If we execute an MLflow project from a DevOps system, there should be a variable that allows us to get access to the branch name. For example, in Azure Pipelines $(Build.SourceBranchName) can be utilized.

When executing an MLflow project from a local computer, it's possible to use a command like this:

git_branch=$(git rev-parse --abbrev-ref HEAD)

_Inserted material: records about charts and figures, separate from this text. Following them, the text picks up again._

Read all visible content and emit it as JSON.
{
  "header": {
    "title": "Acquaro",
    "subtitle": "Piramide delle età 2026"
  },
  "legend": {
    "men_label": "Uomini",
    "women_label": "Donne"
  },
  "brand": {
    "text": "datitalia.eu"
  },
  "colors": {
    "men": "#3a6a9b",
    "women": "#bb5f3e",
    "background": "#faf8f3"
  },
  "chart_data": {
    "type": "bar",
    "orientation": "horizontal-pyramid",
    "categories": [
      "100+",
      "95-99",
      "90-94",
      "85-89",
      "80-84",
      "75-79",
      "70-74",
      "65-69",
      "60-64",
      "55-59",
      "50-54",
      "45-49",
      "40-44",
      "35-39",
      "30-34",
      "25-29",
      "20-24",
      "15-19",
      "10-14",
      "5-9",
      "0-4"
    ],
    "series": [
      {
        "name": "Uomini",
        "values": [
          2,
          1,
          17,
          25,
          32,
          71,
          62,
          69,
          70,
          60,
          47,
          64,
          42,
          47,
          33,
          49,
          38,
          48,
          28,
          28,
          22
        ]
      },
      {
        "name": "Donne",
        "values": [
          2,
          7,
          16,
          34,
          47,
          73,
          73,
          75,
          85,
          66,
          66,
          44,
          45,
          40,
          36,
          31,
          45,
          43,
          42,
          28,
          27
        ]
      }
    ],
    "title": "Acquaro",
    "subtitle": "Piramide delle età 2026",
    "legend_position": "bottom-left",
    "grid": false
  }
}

Deploying Wheel Files into DBFS

The Databricks command-line interface (CLI) provides an easy-to-use interface to the Azure Databricks platform and it can be used to deploy the wheel files into desired location in DBFS. Here is an example of the command from Azure Pipelines:

dbfs cp -r --overwrite $(Build.ArtifactStagingDirectory)/wheel dbfs:/wheels/$(Build.SourceBranchName)/$(wheel_folder_name)/

MLflow Projects Configuration and Execution

Databricks has been integrated with MLflow that allows us to implement all MLOps related tasks with less effort. MLflow refers to "projects" rather than "pipelines", where a "project" is a folder that contains all pipeline related attributes:

  • MLProject file: defines all entry points to execute
  • {your_name}.yaml file: defines all dependencies that should be installed on the compute cluster
  • {your_name}.json file: a cluster definition
  • scripts (Python/Bash): implementation of the steps

Configuring MLflow projects to use generated and uploaded wheel files requires two files: the dependencies file and the cluster definition file.

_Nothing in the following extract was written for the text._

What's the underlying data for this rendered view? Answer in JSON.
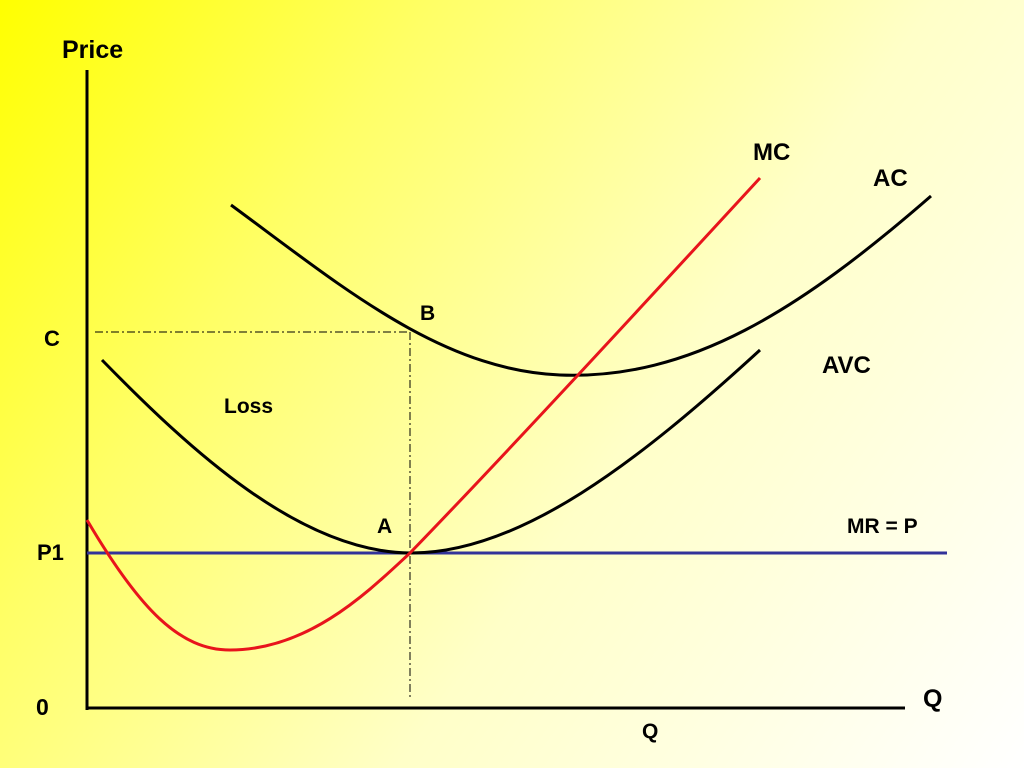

The dependencies file contains all the libraries to install and references to all the custom wheel files that should be installed on the main node of a cluster. For example, the file can look like this:

name: training
channels:
  - defaults
  - anaconda
  - conda-forge
dependencies:
  - python=3.8
  - scikit-learn
  - pip
  - gcc
  - prophet
  - pmdarima
  - pip:
    - mlflow
    - /dbfs/wheels/builds/WHEELPATH
    - pyarrow

The /dbfs/wheels/builds/WHEELPATH is just a placeholder for the wheel that we should copy into DBFS in advance. We can modify this placeholder on fly.

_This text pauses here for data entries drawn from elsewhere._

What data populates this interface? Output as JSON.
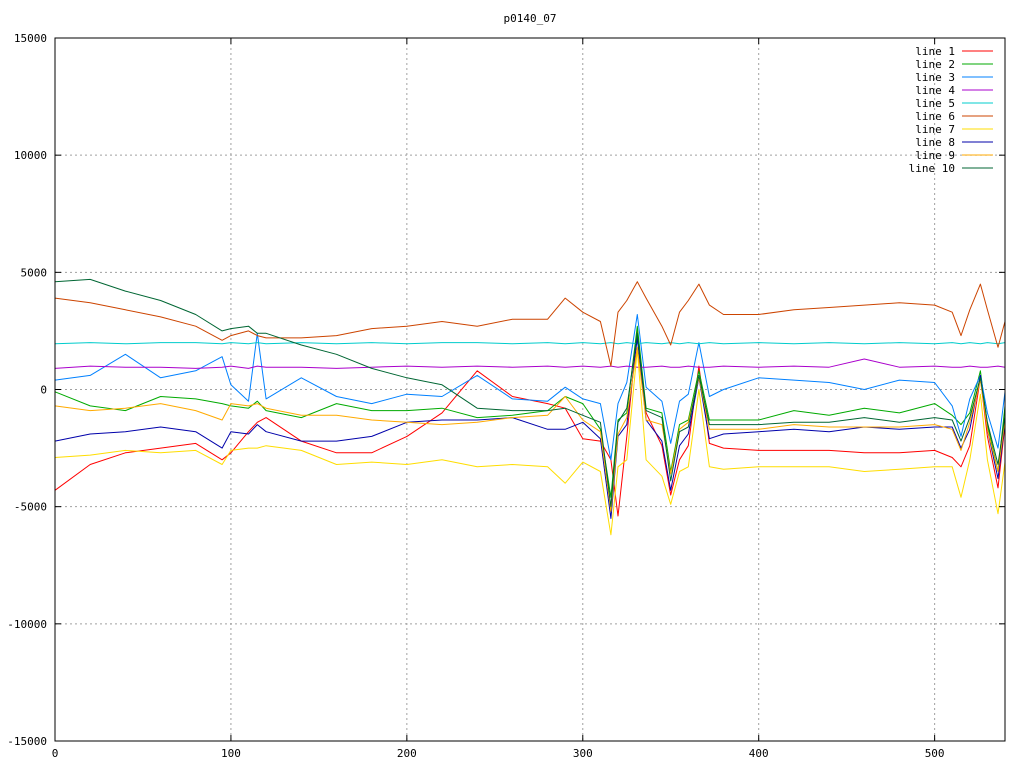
{
  "chart_data": {
    "type": "line",
    "title": "p0140_07",
    "xlabel": "",
    "ylabel": "",
    "xlim": [
      0,
      540
    ],
    "ylim": [
      -15000,
      15000
    ],
    "xticks": [
      0,
      100,
      200,
      300,
      400,
      500
    ],
    "yticks": [
      -15000,
      -10000,
      -5000,
      0,
      5000,
      10000,
      15000
    ],
    "grid": true,
    "legend_position": "top-right",
    "x": [
      0,
      20,
      40,
      60,
      80,
      95,
      100,
      110,
      115,
      120,
      140,
      160,
      180,
      200,
      220,
      240,
      260,
      280,
      290,
      300,
      310,
      316,
      320,
      325,
      331,
      336,
      345,
      350,
      355,
      360,
      366,
      372,
      380,
      400,
      420,
      440,
      460,
      480,
      500,
      510,
      515,
      520,
      526,
      530,
      536,
      540
    ],
    "series": [
      {
        "name": "line 1",
        "color": "#ff0000",
        "values": [
          -4300,
          -3200,
          -2700,
          -2500,
          -2300,
          -3000,
          -2700,
          -1800,
          -1400,
          -1200,
          -2200,
          -2700,
          -2700,
          -2000,
          -1000,
          800,
          -300,
          -600,
          -800,
          -2100,
          -2200,
          -3000,
          -5400,
          -2000,
          2500,
          -1000,
          -2400,
          -4500,
          -3000,
          -2400,
          1000,
          -2300,
          -2500,
          -2600,
          -2600,
          -2600,
          -2700,
          -2700,
          -2600,
          -2900,
          -3300,
          -2400,
          500,
          -2000,
          -4200,
          -1500
        ]
      },
      {
        "name": "line 2",
        "color": "#00aa00",
        "values": [
          -100,
          -700,
          -900,
          -300,
          -400,
          -600,
          -700,
          -800,
          -500,
          -900,
          -1200,
          -600,
          -900,
          -900,
          -800,
          -1200,
          -1100,
          -900,
          -300,
          -600,
          -1700,
          -4600,
          -1300,
          -1000,
          2700,
          -800,
          -1000,
          -3500,
          -1500,
          -1300,
          800,
          -1300,
          -1300,
          -1300,
          -900,
          -1100,
          -800,
          -1000,
          -600,
          -1100,
          -1500,
          -1000,
          800,
          -1500,
          -3500,
          -700
        ]
      },
      {
        "name": "line 3",
        "color": "#0080ff",
        "values": [
          400,
          600,
          1500,
          500,
          800,
          1400,
          200,
          -500,
          2400,
          -400,
          500,
          -300,
          -600,
          -200,
          -300,
          600,
          -400,
          -500,
          100,
          -400,
          -600,
          -3000,
          -600,
          300,
          3200,
          100,
          -500,
          -2300,
          -500,
          -200,
          2000,
          -300,
          0,
          500,
          400,
          300,
          0,
          400,
          300,
          -700,
          -2000,
          -400,
          600,
          -1000,
          -2500,
          -100
        ]
      },
      {
        "name": "line 4",
        "color": "#aa00cc",
        "values": [
          900,
          1000,
          950,
          950,
          900,
          950,
          1000,
          900,
          1000,
          950,
          950,
          900,
          950,
          1000,
          950,
          1000,
          950,
          1000,
          950,
          1000,
          950,
          1000,
          950,
          1000,
          950,
          950,
          1000,
          950,
          950,
          1000,
          950,
          950,
          1000,
          950,
          1000,
          950,
          1300,
          950,
          1000,
          950,
          950,
          1000,
          950,
          950,
          1000,
          950
        ]
      },
      {
        "name": "line 5",
        "color": "#00cccc",
        "values": [
          1950,
          2000,
          1950,
          2000,
          2000,
          1950,
          2000,
          1950,
          2000,
          1950,
          2000,
          1950,
          2000,
          1950,
          2000,
          2000,
          1950,
          2000,
          1950,
          2000,
          1950,
          2000,
          1950,
          2000,
          1950,
          2000,
          1950,
          2000,
          1950,
          2000,
          1950,
          2000,
          1950,
          2000,
          1950,
          2000,
          1950,
          2000,
          1950,
          2000,
          1950,
          2000,
          1950,
          2000,
          1950,
          2000
        ]
      },
      {
        "name": "line 6",
        "color": "#cc4400",
        "values": [
          3900,
          3700,
          3400,
          3100,
          2700,
          2100,
          2300,
          2500,
          2300,
          2200,
          2200,
          2300,
          2600,
          2700,
          2900,
          2700,
          3000,
          3000,
          3900,
          3300,
          2900,
          1000,
          3300,
          3800,
          4600,
          3900,
          2700,
          1900,
          3300,
          3800,
          4500,
          3600,
          3200,
          3200,
          3400,
          3500,
          3600,
          3700,
          3600,
          3300,
          2300,
          3400,
          4500,
          3400,
          1800,
          2900
        ]
      },
      {
        "name": "line 7",
        "color": "#ffdd00",
        "values": [
          -2900,
          -2800,
          -2600,
          -2700,
          -2600,
          -3200,
          -2600,
          -2500,
          -2500,
          -2400,
          -2600,
          -3200,
          -3100,
          -3200,
          -3000,
          -3300,
          -3200,
          -3300,
          -4000,
          -3100,
          -3500,
          -6200,
          -3300,
          -3000,
          1700,
          -3000,
          -3700,
          -4900,
          -3500,
          -3300,
          0,
          -3300,
          -3400,
          -3300,
          -3300,
          -3300,
          -3500,
          -3400,
          -3300,
          -3300,
          -4600,
          -3000,
          -200,
          -3000,
          -5300,
          -3100
        ]
      },
      {
        "name": "line 8",
        "color": "#0000aa",
        "values": [
          -2200,
          -1900,
          -1800,
          -1600,
          -1800,
          -2500,
          -1800,
          -1900,
          -1500,
          -1800,
          -2200,
          -2200,
          -2000,
          -1400,
          -1300,
          -1300,
          -1200,
          -1700,
          -1700,
          -1400,
          -2100,
          -5500,
          -2000,
          -1500,
          2200,
          -1300,
          -2200,
          -4300,
          -2400,
          -1900,
          500,
          -2100,
          -1900,
          -1800,
          -1700,
          -1800,
          -1600,
          -1700,
          -1600,
          -1600,
          -2500,
          -1700,
          600,
          -1700,
          -3800,
          -1400
        ]
      },
      {
        "name": "line 9",
        "color": "#ffaa00",
        "values": [
          -700,
          -900,
          -800,
          -600,
          -900,
          -1300,
          -600,
          -700,
          -600,
          -800,
          -1100,
          -1100,
          -1300,
          -1400,
          -1500,
          -1400,
          -1200,
          -1100,
          -300,
          -1300,
          -1800,
          -5200,
          -1900,
          -1200,
          1800,
          -1300,
          -1500,
          -3600,
          -1700,
          -1400,
          500,
          -1700,
          -1700,
          -1700,
          -1500,
          -1600,
          -1600,
          -1600,
          -1500,
          -1700,
          -2600,
          -1400,
          400,
          -1700,
          -3500,
          -1300
        ]
      },
      {
        "name": "line 10",
        "color": "#006633",
        "values": [
          4600,
          4700,
          4200,
          3800,
          3200,
          2500,
          2600,
          2700,
          2400,
          2400,
          1900,
          1500,
          900,
          500,
          200,
          -800,
          -900,
          -900,
          -800,
          -1100,
          -1400,
          -5000,
          -1400,
          -800,
          2400,
          -900,
          -1200,
          -3900,
          -1800,
          -1600,
          600,
          -1500,
          -1500,
          -1500,
          -1400,
          -1400,
          -1200,
          -1400,
          -1200,
          -1300,
          -2200,
          -1200,
          500,
          -1400,
          -3200,
          -1100
        ]
      }
    ]
  }
}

The wheel file from the YAML file will be installed to the main node only. In some cases, it's not enough and you need to install the wheel to the workers. It's possible to do using the cluster definition file. Here is an example for your reference:

{
    "new_cluster": {
        "spark_version": "10.3.x-scala2.12",
        "num_workers": 4,
        "node_type_id": "Standard_DS3_v2"
    },
    "libraries": [
      {
        "pypi":{
          "package": "convertdate"
        }
      },
      {
        "pypi": {
          "package": "/dbfs/wheels/builds/WHEELPATH"
        }
      }
    ]
}

MLflow SDK allows us to execute an MLflow project on a local computer or in a git repository using just a couple lines of code:

# optional if experiment_id is provided
mlflow.set_experiment(experiment_folder)
mlflow.run(
        "{project_folder}",
        backend="databricks",
        backend_config="cluster.json",
        # optional if set_experiment() is called
        experiment_id ="{experiment_id}",
        parameters=...)

In the first line, we are setting an experiment name that should include a real path in Databricks (like /User/me/my_exp_1). In the second line, put all project things altogether and execute the project on a new automated cluster. Alternatively, the experiment_id can be passed into mlflow.run() instead of setting the experiment by name. There are several benefits that we can get from the code above:

  • Experiments can be generated dynamically based on your branch name as we discussed above.
  • New automated cluster on each run allows us to make sure that we always have up-to-date dependencies.
  • Because the code above can be executed using a local project folder, it's easy to start the project from a local computer or from DevOps host.